Safely Handle Native Objects

There are many situations where you have to deal with or create a native (Java) object. Native objects should be thought of like loose sticks of dynamite: always at risk of exploding unless properly handled. Whenever you hold a native object (most commonly, by intercepting a function), perform an explicit cast to the expected type. Otherwise, things can quickly go sideways due to polymorphism.

For example, let’s consider a message queue:

// maybeMessageQueue is the intercepted object holding Messages
const Queue = Java.use("java.util.Queue")
const messageQueue = Java.cast(maybeMessageQueue, Queue)

// Grab the top message without removing it from the queue
const maybeMessage = messageQueue.peek()
const Message = Java.use("com.someapplication.messaging.Message")
const message = Java.cast(maybeMessage, Message)

// Without the explicit cast, we might call the wrong toString or just crash
console.log("Next message: " + message.toString())

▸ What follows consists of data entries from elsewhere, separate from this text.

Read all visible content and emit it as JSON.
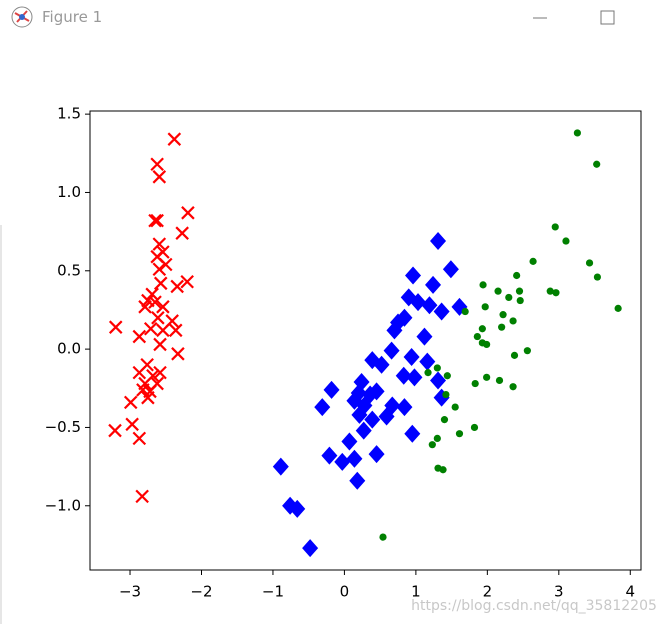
{
  "window": {
    "title": "Figure 1"
  },
  "watermark": "https://blog.csdn.net/qq_35812205",
  "chart_data": {
    "type": "scatter",
    "xlim": [
      -3.56,
      4.15
    ],
    "ylim": [
      -1.41,
      1.52
    ],
    "xticks": [
      {
        "value": -3,
        "label": "−3"
      },
      {
        "value": -2,
        "label": "−2"
      },
      {
        "value": -1,
        "label": "−1"
      },
      0,
      1,
      2,
      3,
      4
    ],
    "yticks": [
      {
        "value": -1,
        "label": "−1.0"
      },
      {
        "value": -0.5,
        "label": "−0.5"
      },
      {
        "value": 0,
        "label": "0.0"
      },
      {
        "value": 0.5,
        "label": "0.5"
      },
      {
        "value": 1,
        "label": "1.0"
      },
      {
        "value": 1.5,
        "label": "1.5"
      }
    ],
    "series": [
      {
        "color": "#ff0000",
        "marker": "x",
        "x": [
          -2.38,
          -2.62,
          -2.59,
          -2.19,
          -2.62,
          -2.65,
          -2.27,
          -2.59,
          -2.54,
          -2.62,
          -2.5,
          -2.59,
          -2.2,
          -2.57,
          -2.34,
          -2.69,
          -2.75,
          -2.65,
          -2.79,
          -2.54,
          -2.61,
          -2.41,
          -3.2,
          -2.71,
          -2.54,
          -2.36,
          -2.87,
          -2.58,
          -2.33,
          -2.76,
          -2.58,
          -2.87,
          -2.68,
          -2.79,
          -2.62,
          -2.72,
          -2.82,
          -2.75,
          -2.99,
          -2.97,
          -3.21,
          -2.87,
          -2.83
        ],
        "values": [
          1.34,
          1.18,
          1.1,
          0.87,
          0.82,
          0.82,
          0.74,
          0.67,
          0.62,
          0.59,
          0.54,
          0.51,
          0.43,
          0.42,
          0.4,
          0.35,
          0.31,
          0.3,
          0.27,
          0.27,
          0.2,
          0.18,
          0.14,
          0.13,
          0.12,
          0.12,
          0.08,
          0.03,
          -0.03,
          -0.1,
          -0.15,
          -0.15,
          -0.17,
          -0.22,
          -0.22,
          -0.27,
          -0.26,
          -0.31,
          -0.34,
          -0.48,
          -0.52,
          -0.57,
          -0.94
        ]
      },
      {
        "color": "#0000ff",
        "marker": "D",
        "x": [
          1.31,
          1.49,
          0.96,
          1.24,
          0.9,
          1.03,
          1.61,
          1.36,
          1.19,
          0.84,
          0.75,
          0.7,
          1.12,
          0.66,
          0.94,
          0.39,
          1.16,
          0.52,
          0.83,
          0.98,
          1.31,
          0.24,
          0.45,
          -0.18,
          0.2,
          0.36,
          0.14,
          1.36,
          0.67,
          0.84,
          -0.31,
          0.28,
          0.21,
          0.39,
          0.59,
          0.27,
          0.07,
          0.95,
          -0.21,
          0.45,
          0.14,
          -0.03,
          -0.89,
          0.18,
          -0.76,
          -0.66,
          -0.48
        ],
        "values": [
          0.69,
          0.51,
          0.47,
          0.41,
          0.33,
          0.3,
          0.27,
          0.24,
          0.28,
          0.2,
          0.17,
          0.12,
          0.08,
          -0.01,
          -0.05,
          -0.07,
          -0.08,
          -0.1,
          -0.17,
          -0.18,
          -0.2,
          -0.21,
          -0.27,
          -0.26,
          -0.28,
          -0.29,
          -0.33,
          -0.31,
          -0.36,
          -0.37,
          -0.37,
          -0.36,
          -0.42,
          -0.45,
          -0.43,
          -0.52,
          -0.59,
          -0.54,
          -0.68,
          -0.67,
          -0.7,
          -0.72,
          -0.75,
          -0.84,
          -1.0,
          -1.02,
          -1.27
        ]
      },
      {
        "color": "#008000",
        "marker": "o",
        "x": [
          3.26,
          3.53,
          2.95,
          3.1,
          2.64,
          3.43,
          2.41,
          3.54,
          1.94,
          2.15,
          2.45,
          2.3,
          2.88,
          2.96,
          2.46,
          1.97,
          3.83,
          1.69,
          2.22,
          2.36,
          1.93,
          2.2,
          1.86,
          1.93,
          1.99,
          2.56,
          2.38,
          1.3,
          1.17,
          1.44,
          1.99,
          2.17,
          1.83,
          2.36,
          1.42,
          1.55,
          1.4,
          1.82,
          1.61,
          1.3,
          1.23,
          1.31,
          1.38,
          0.54
        ],
        "values": [
          1.38,
          1.18,
          0.78,
          0.69,
          0.56,
          0.55,
          0.47,
          0.46,
          0.41,
          0.37,
          0.37,
          0.33,
          0.37,
          0.36,
          0.31,
          0.27,
          0.26,
          0.24,
          0.22,
          0.18,
          0.13,
          0.14,
          0.08,
          0.04,
          0.03,
          -0.01,
          -0.04,
          -0.12,
          -0.15,
          -0.17,
          -0.18,
          -0.2,
          -0.22,
          -0.24,
          -0.29,
          -0.37,
          -0.45,
          -0.5,
          -0.54,
          -0.57,
          -0.61,
          -0.76,
          -0.77,
          -1.2
        ]
      }
    ]
  }
}
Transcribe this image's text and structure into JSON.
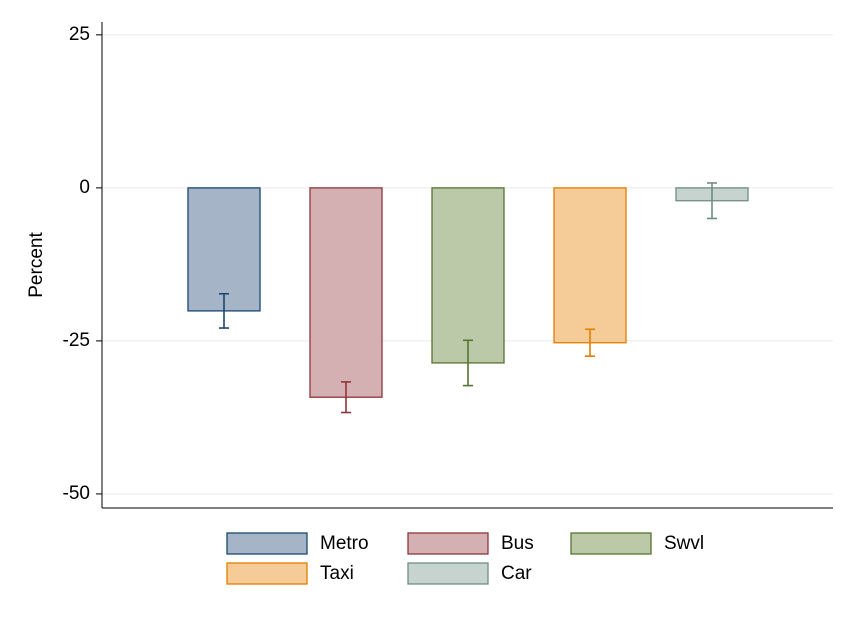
{
  "chart_data": {
    "type": "bar",
    "y_label": "Percent",
    "series": [
      {
        "name": "Metro",
        "color": "#a5b5c7",
        "edge_color": "#1a476f",
        "values": [
          -20.1
        ],
        "errors": [
          2.8
        ]
      },
      {
        "name": "Bus",
        "color": "#d4b0b3",
        "edge_color": "#90353b",
        "values": [
          -34.2
        ],
        "errors": [
          2.5
        ]
      },
      {
        "name": "Swvl",
        "color": "#bcc9a9",
        "edge_color": "#55752f",
        "values": [
          -28.6
        ],
        "errors": [
          3.7
        ]
      },
      {
        "name": "Taxi",
        "color": "#f5cb98",
        "edge_color": "#e37e00",
        "values": [
          -25.3
        ],
        "errors": [
          2.2
        ]
      },
      {
        "name": "Car",
        "color": "#c7d3ce",
        "edge_color": "#6e8e84",
        "values": [
          -2.1
        ],
        "errors": [
          2.9
        ]
      }
    ],
    "ylim": [
      -52.3,
      27.1
    ],
    "yticks": [
      25,
      0,
      -25,
      -50
    ],
    "grid": true
  }
}
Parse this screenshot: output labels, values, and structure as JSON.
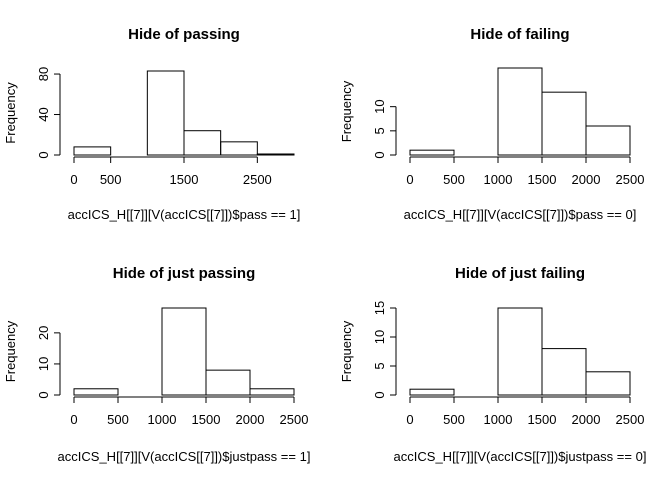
{
  "chart_data": [
    {
      "type": "bar",
      "title": "Hide of passing",
      "xlabel": "accICS_H[[7]][V(accICS[[7]])$pass == 1]",
      "ylabel": "Frequency",
      "bins": [
        [
          0,
          500
        ],
        [
          500,
          1000
        ],
        [
          1000,
          1500
        ],
        [
          1500,
          2000
        ],
        [
          2000,
          2500
        ],
        [
          2500,
          3000
        ]
      ],
      "values": [
        8,
        0,
        83,
        24,
        13,
        1
      ],
      "xlim": [
        0,
        3000
      ],
      "ylim": [
        0,
        83
      ],
      "xticks": [
        0,
        500,
        1500,
        2500
      ],
      "yticks": [
        0,
        40,
        80
      ]
    },
    {
      "type": "bar",
      "title": "Hide of failing",
      "xlabel": "accICS_H[[7]][V(accICS[[7]])$pass == 0]",
      "ylabel": "Frequency",
      "bins": [
        [
          0,
          500
        ],
        [
          500,
          1000
        ],
        [
          1000,
          1500
        ],
        [
          1500,
          2000
        ],
        [
          2000,
          2500
        ]
      ],
      "values": [
        1,
        0,
        18,
        13,
        6
      ],
      "xlim": [
        0,
        2500
      ],
      "ylim": [
        0,
        18
      ],
      "xticks": [
        0,
        500,
        1000,
        1500,
        2000,
        2500
      ],
      "yticks": [
        0,
        5,
        10
      ]
    },
    {
      "type": "bar",
      "title": "Hide of just passing",
      "xlabel": "accICS_H[[7]][V(accICS[[7]])$justpass == 1]",
      "ylabel": "Frequency",
      "bins": [
        [
          0,
          500
        ],
        [
          500,
          1000
        ],
        [
          1000,
          1500
        ],
        [
          1500,
          2000
        ],
        [
          2000,
          2500
        ]
      ],
      "values": [
        2,
        0,
        28,
        8,
        2
      ],
      "xlim": [
        0,
        2500
      ],
      "ylim": [
        0,
        28
      ],
      "xticks": [
        0,
        500,
        1000,
        1500,
        2000,
        2500
      ],
      "yticks": [
        0,
        10,
        20
      ]
    },
    {
      "type": "bar",
      "title": "Hide of just failing",
      "xlabel": "accICS_H[[7]][V(accICS[[7]])$justpass == 0]",
      "ylabel": "Frequency",
      "bins": [
        [
          0,
          500
        ],
        [
          500,
          1000
        ],
        [
          1000,
          1500
        ],
        [
          1500,
          2000
        ],
        [
          2000,
          2500
        ]
      ],
      "values": [
        1,
        0,
        15,
        8,
        4
      ],
      "xlim": [
        0,
        2500
      ],
      "ylim": [
        0,
        15
      ],
      "xticks": [
        0,
        500,
        1000,
        1500,
        2000,
        2500
      ],
      "yticks": [
        0,
        5,
        10,
        15
      ]
    }
  ]
}
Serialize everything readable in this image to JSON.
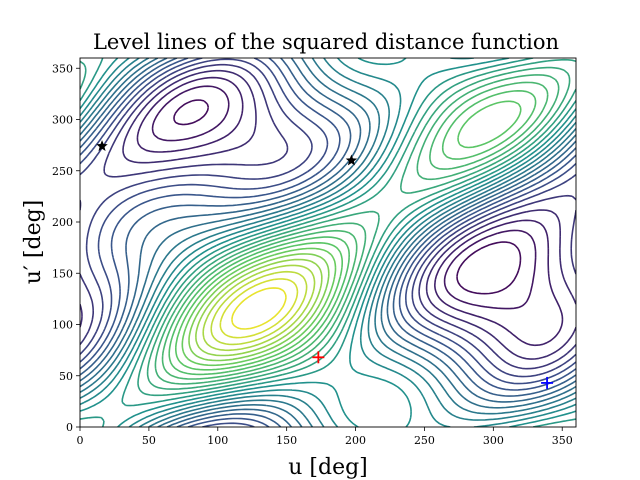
{
  "chart_data": {
    "type": "contour",
    "title": "Level lines of the squared distance function",
    "xlabel": "u [deg]",
    "ylabel": "u′ [deg]",
    "xlim": [
      0,
      360
    ],
    "ylim": [
      0,
      360
    ],
    "xticks": [
      0,
      50,
      100,
      150,
      200,
      250,
      300,
      350
    ],
    "yticks": [
      0,
      50,
      100,
      150,
      200,
      250,
      300,
      350
    ],
    "grid": false,
    "colormap": [
      "#440154",
      "#3b528b",
      "#21918c",
      "#5ec962",
      "#fde725"
    ],
    "markers": [
      {
        "name": "red-plus",
        "symbol": "+",
        "color": "#ff0000",
        "x": 173,
        "y": 68
      },
      {
        "name": "blue-plus",
        "symbol": "+",
        "color": "#0000ff",
        "x": 339,
        "y": 43
      },
      {
        "name": "black-star",
        "symbol": "star",
        "color": "#000000",
        "x": 16,
        "y": 274
      },
      {
        "name": "black-star",
        "symbol": "star",
        "color": "#000000",
        "x": 197,
        "y": 260
      }
    ]
  }
}
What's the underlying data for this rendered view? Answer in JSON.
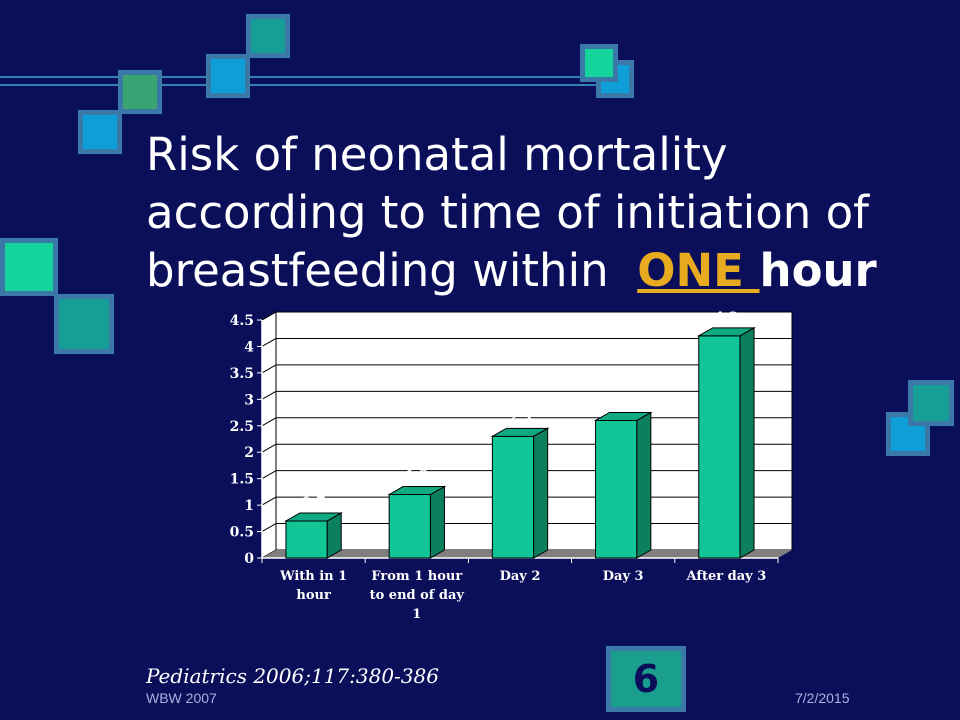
{
  "title": {
    "line1": "Risk of neonatal mortality",
    "line2": "according to time of initiation of",
    "line3_prefix": "breastfeeding within  ",
    "line3_emphasis": "ONE ",
    "line3_suffix": "hour"
  },
  "chart_data": {
    "type": "bar",
    "categories": [
      [
        "With in 1",
        "hour"
      ],
      [
        "From 1 hour",
        "to end of day",
        "1"
      ],
      [
        "Day 2"
      ],
      [
        "Day 3"
      ],
      [
        "After day 3"
      ]
    ],
    "values": [
      0.7,
      1.2,
      2.3,
      2.6,
      4.2
    ],
    "data_labels": [
      "0.7",
      "1.2",
      "2.3",
      "2.6",
      "4.2"
    ],
    "ylim": [
      0,
      4.5
    ],
    "yticks": [
      "0",
      "0.5",
      "1",
      "1.5",
      "2",
      "2.5",
      "3",
      "3.5",
      "4",
      "4.5"
    ],
    "grid": true,
    "colors": {
      "bar": "#11c596",
      "bar_side": "#0b7f5e",
      "bar_top": "#0fa982",
      "floor": "#7f7f7f"
    }
  },
  "citation": "Pediatrics 2006;117:380-386",
  "footer": {
    "left": "WBW 2007",
    "right": "7/2/2015"
  },
  "slide_number": "6",
  "decor_colors": {
    "frame": "#3a78a8",
    "blue": "#0e9fd9",
    "green": "#3aa374",
    "mint": "#14d39b",
    "teal": "#169e97"
  }
}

This style of coding feels ponderous, but trying to chain function calls like messageQueue.peek().toString() to avoid casting always gives me more pain than effort saved.

Watch for Side Effects

Many functions have side effects that can break further logic flow when called. In the previous example, if we call messageQueue.poll() (instead of messageQueue.peek()), the next message will be removed from the queue and the application will never end up processing that message. So it’s important to be aware of the side effects of any function calls.

Often, those side effects aren’t obvious at first glance. For example, pretend we are intercepting the parseResponse method of retrofit2.OkHttpCall (a common HTTP library):

// Call the original implementation of the parseResponse method
const res = this.parseResponse.apply(this, arguments)

// Explicit cast to Response
const Response = Java.use("retrofit2.Response")
const response = Java.cast(res, Response)

// Try to get the response body for logging - side effect empties the body!
// (we should cast here, but it's not important for the example)
const maybeBody = response.body()
console.log(maybeBody.string())

// return the original object
return res

After the response is returned, logic is returned to the original application. The application will end up calling Response.body() a second time, but our call to this function actually drained the buffer holding the response body, so the application will see an empty body or run into an error!

Apart from reverse engineering code, reading documentation, or just making assumptions based on the method name, the best simple metric I have found to decide whether a method is likely to be side-effect free is the complexity and statefulness of the class that defines the method. In my experience, classes which manage lots of internal state or are passed around to interface with different code components are much more likely to have unexpected internal behavior.

Conclusion

Although Frida can be a bit intimidating to start with, it’s a powerful tool that’s easily worth the pain. One of the most useful learning resources for me was looking at other people’s explanations and examples, so I hope these lessons are as helpful to you as those tutorials were to me.